Kirchenverwaltungs-Azubis warben für ihren Beruf auf der job messe

Nachricht 23. Juni 2016

Mit einem fast lebensgroßen Playmo-Luther als Hingucker und Keksen mit Hompageaufkleber warben erstmals 14 Verwaltungsfachangestellte im zweiten Ausbildungsjahr auf der job messe in Hannover für ihre Ausbildung in der Kirchenverwaltung. Die Ideen, die von den Auszubildenden während des Zwischenlehrgangs in Springe gemeinsam entwickelt wurden, konnten in der TUI-Arena am 18. und 19. Juni in die Tat umgesetzt werden.

Im Januar hatten sich die Verwaltungs-Auszubildenden der Landeskirche an einem Workshop-Tag begleitet von Gesa Severloh und Michaela Bärwaldt aus dem Haus kirchlicher Dienste mit ihrer Ausbildung auseinander gesetzt. In Kleingruppen wurden Ideen zur Standgestaltung, einem Flyer und einer Mitmachaktion gesponnen und dann im Plenum präsentiert. Von Januar bis zum Messetermin wurde fleißig weiter gearbeitet. Mit Hilfe der Grafiker im Haus kirchlicher Dienste ist der Flyer in den Druck gegeben und die Aufkleber für 1250 Kekse erstellt worden, die dann an die vielen jungen job-messe-Besucher verteilt wurden. Beim gemeinsamen Aufbau wurden die Azubis von den Kollegen des Veranstaltungsmanagement des HkD unterstützt. Am Freitag nahm der Stand der Auszubildenden Gestalt an. Eine große Landkarte der Landeskirche Hannovers mit Fotos und Steckbriefen der Nachwuchskräfte wies auf ihre Ausbildungsstätten und Einsatzorte hin.

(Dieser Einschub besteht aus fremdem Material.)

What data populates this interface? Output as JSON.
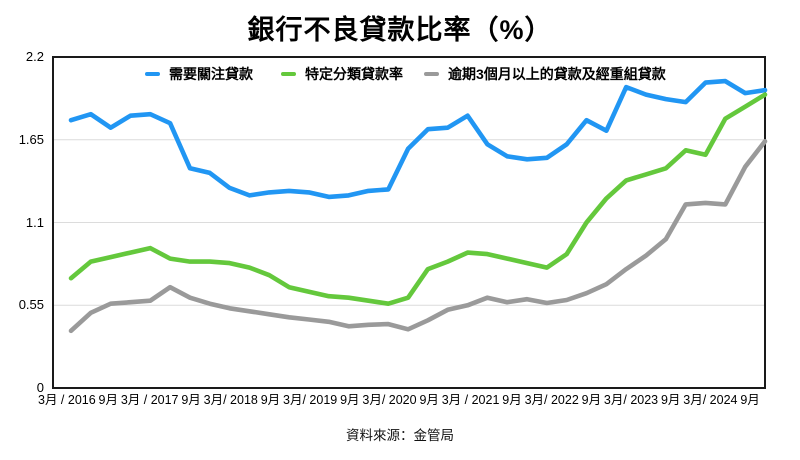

Informationen rund um den Beruf und ein Werbespot liefen über einen Monitor. Als weiteren Blickfang stand eine Kirchenbank und eine große Playmobil-Luther-Figur auf der Standfläche. In vier Schichten konnten sich die jungen Menschen ausprobieren, haben Fragen zu Ihrem Beruf beantwortet und Interessierte für den kommenden Ausbildungsbeginn am 1. August gewonnen. Bei einem Quiz lockten Kaffeebecher mit Landeskirchenaufdruck und kleine Playmo-Luther als Preise.
Die Auszubildenden hatten auch die Möglichkeit sich an anderen Ständen zu informieren und Ideen für eine mögliche Wiederauflage für den nächsten Jahrgang zu sammeln.

„Am Sonntag nach dem Abbau waren die Auszubildenden rundum zufrieden und auch stolz, dass ihre Ideen umgesetzt worden sind,“ berichtete Michaela Bärwaldt.